Я всегда останавливаюсь в " Саксе ", потому что в нем есть программа ВВС и очень интересные лифты, о чем я вспомнил сейчас, стоя в коридоре возле светящейся кнопки «Вниз», и дудукая в нос песню «В ожидании лифта». Одновременно я лениво размышлял над тем, почему в коридорах отелей всегда такие безобразные ковры.
Надо сказать, в Европе вообще ничего не понимают в лифтах. Даже в новых зданиях они всегда двигаются невероятно медленно и в них зачастую отсутствуют внутренние двери, так что, если вы по рассеянности облокотитесь не на ту стенку, одна ваша рука может стать на десять метров длиннее другой. Но в «Саксе» лифты удивительные даже по европейским меркам.
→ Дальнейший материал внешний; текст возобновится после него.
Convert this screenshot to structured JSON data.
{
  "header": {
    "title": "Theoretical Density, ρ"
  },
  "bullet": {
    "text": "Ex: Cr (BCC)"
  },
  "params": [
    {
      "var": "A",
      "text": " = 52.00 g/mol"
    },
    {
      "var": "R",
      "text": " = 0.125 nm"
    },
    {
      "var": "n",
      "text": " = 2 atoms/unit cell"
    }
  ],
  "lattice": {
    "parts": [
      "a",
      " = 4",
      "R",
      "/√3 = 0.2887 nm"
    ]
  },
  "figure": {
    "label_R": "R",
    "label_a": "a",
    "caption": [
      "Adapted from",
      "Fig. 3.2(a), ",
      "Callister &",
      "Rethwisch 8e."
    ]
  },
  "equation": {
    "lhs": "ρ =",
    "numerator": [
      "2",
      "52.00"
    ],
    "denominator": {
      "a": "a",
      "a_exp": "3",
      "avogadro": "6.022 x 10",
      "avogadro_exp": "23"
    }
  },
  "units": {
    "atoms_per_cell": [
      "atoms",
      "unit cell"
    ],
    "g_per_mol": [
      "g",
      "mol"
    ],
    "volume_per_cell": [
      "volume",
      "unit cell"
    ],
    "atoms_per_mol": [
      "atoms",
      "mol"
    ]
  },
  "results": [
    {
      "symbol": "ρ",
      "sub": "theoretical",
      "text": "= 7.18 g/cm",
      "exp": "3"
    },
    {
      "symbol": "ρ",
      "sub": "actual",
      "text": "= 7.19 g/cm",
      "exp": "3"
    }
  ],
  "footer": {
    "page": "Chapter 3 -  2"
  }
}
Вы входите в кабину, намереваясь спуститься вниз на завтрак, но оказывается, что лифт двигается сам по себе, куда ему вздумается. Он проезжает мимо вестибюля и подземной стоянки на необозначенныи нижний этаж, и, когда двери открываются, вы видите помещение, полное пара, шипенья утюгов и запахов химчистки. Пока вы бессмысленно тыкаете кнопки, которые установлены здесь явно в качестве украшения, двери захлопываются, и лифт резко устремляется наверх, на одиннадцатый этаж. Там он останавливается на долю секунды и вдруг падает вниз на три метра, снова ненадолго зависает, а потом в свободном падении достигает вестибюля. Вы выходите из него изрядно помятым, с глазами навыкат, но радуясь, что никто вас не видел в лифте, и направляетесь на завтрак со всем достоинством, на которое еще способны.
Учитывая изложенное, вы, возможно, поймете мое счастье, когда лифт на этот раз привез меня к месту назначения без всяких неожиданностей, не считая непредусмотренной остановки на втором этаже и короткого возвращения на четвертый.
Если вы ищете приключений, то вам не стоит ехать в Брюссель. Это правильный город. После Парижа для меня было большим облегчением переходить улицу, не чувствуя себя так, словно на лбу у меня большими буквами написано неприличное слово. Но, сделав пару кругов по площади Grand Place, вежливо заглянув в витрины одного-двух из многих тысяч магазинов, торгующих шоколадом либо кружевами (кажется, в Брюсселе больше ничего не продают), начинаешь ловить себя на том, что часто посматриваешь на часы и размышляешь — не начать ли тебе пить в девять часов сорок семь минут утра?